Se for indagado sobre o motivo de investir em tanto saudosismo numa solenidade tão importante, responderei com a expressão de Simone de Beauvoir:
“O meu passado é a referência que me projeta e que eu devo ultrapassar. É ao meu passado que devo o meu saber, a minha ignorância, as minhas necessidades, as minhas relações, a minha cultura e o meu corpo.”
Nesse percurso de vida pública, ocupei inúmeros cargos, ingressei em várias instituições corporativas e de cultura, recebi muitas comendas e honrarias. Mas confesso: de todas as homenagens que recebi ao longo do tempo, nenhuma tem o significado igual ao deste título que agora recebo, de “Professor Emérito”.

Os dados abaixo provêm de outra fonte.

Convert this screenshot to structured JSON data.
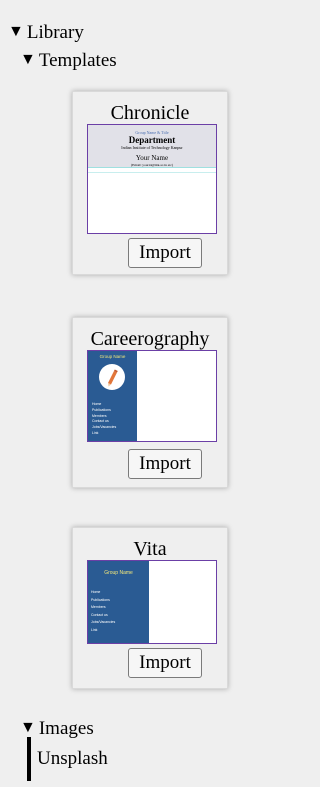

Os presentes não podem avaliar a emoção e o peso que senti de tamanha responsabilidade e que me invadiram desde o momento em que foi marcada a data desta solenidade. A síndrome da insônia tornou-se companheira diária e houve momentos em que batia a emoção, agravada quando meu estimado colega da Comissão da Verdade, o então estudante Juan de Assis Almeida, hoje mestrando na UNB, me alertou que o Curso de Direito, nesses 60 anos, teve a outorga de apenas 21 títulos de Professor Emérito (entre esses o meu pai, professor José Gomes da Costa), sendo o último agraciado o meu querido amigo e colega de Procuradoria do Tribunal de Contas Múcio Villar Ribeiro Dantas, que nos deixou nesta Universidade o talento do Professor Marcelo Navarro RIBEIRO DANTAS – exemplo de cultura e dignidade.
A inatividade legal não retirou o meu entusiasmo para continuar, agora entrei na luta para restaurar a velha Casa do Direito da Ribeira “canguleira”, quase em ruínas, onde deveremos fazer ressurgir uma parte heroica da nossa história.

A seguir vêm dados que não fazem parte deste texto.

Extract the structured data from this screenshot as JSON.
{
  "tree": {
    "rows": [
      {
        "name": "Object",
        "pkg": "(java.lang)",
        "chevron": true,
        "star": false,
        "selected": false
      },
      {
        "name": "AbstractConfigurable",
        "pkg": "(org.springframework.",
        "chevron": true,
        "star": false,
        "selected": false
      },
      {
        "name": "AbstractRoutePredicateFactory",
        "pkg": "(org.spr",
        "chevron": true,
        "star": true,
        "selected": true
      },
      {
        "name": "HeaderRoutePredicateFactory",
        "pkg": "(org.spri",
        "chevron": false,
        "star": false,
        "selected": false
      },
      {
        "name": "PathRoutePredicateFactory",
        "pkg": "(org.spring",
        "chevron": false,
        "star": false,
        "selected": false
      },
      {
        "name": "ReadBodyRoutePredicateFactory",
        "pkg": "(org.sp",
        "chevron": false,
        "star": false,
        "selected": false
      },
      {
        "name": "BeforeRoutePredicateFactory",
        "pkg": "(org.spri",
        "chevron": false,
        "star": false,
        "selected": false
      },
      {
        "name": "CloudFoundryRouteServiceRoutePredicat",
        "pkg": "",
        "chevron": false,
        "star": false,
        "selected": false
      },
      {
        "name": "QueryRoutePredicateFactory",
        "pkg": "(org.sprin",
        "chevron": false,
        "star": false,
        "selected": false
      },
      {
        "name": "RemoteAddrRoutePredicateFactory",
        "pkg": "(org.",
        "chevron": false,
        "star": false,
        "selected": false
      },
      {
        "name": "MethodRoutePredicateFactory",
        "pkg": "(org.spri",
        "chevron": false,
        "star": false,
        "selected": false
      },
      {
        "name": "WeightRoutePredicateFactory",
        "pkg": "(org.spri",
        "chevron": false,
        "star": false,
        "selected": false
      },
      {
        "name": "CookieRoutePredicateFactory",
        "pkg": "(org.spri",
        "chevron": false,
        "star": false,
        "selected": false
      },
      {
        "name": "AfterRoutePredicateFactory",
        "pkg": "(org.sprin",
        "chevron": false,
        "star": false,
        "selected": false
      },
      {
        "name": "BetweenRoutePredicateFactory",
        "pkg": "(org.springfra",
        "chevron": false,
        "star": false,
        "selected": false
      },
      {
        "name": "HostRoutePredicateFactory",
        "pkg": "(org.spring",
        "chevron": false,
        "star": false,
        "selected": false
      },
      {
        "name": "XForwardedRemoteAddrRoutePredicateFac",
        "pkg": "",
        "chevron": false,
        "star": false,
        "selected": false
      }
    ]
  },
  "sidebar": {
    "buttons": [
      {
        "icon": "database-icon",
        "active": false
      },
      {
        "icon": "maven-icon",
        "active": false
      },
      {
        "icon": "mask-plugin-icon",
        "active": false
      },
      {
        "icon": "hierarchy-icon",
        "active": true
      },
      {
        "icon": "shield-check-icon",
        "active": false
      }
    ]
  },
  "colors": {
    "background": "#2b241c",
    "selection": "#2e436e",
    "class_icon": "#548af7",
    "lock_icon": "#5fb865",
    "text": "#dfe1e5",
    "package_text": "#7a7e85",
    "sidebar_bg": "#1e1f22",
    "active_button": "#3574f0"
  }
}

Minhas Senhoras e Meus Senhores, neste momento de grande emoção, só tenho palavras para agradecer a esta minha morada de grandes lutas e de saudades, aos companheiros que aprovaram meu nome para tão importante honraria, comandados pelo amigo Ivan Lira, que guardou a fidelidade de ex-aluno, transcendendo o meu perfil ao fazer sua saudação, ao Professor Tarcísio Gurgel, que apresentou o meu currículo de maneira competente, como sempre, e aos meus amigos que se dignaram me prestigiar com suas presenças, em especial os que aceitaram participar das Comissões, todos formatando um quadro que ficará emoldurado em minha memória até o findar dos meus dias. Todavia, sem ter qualquer pressa, proclamo que ainda tenho forças para outras jornadas.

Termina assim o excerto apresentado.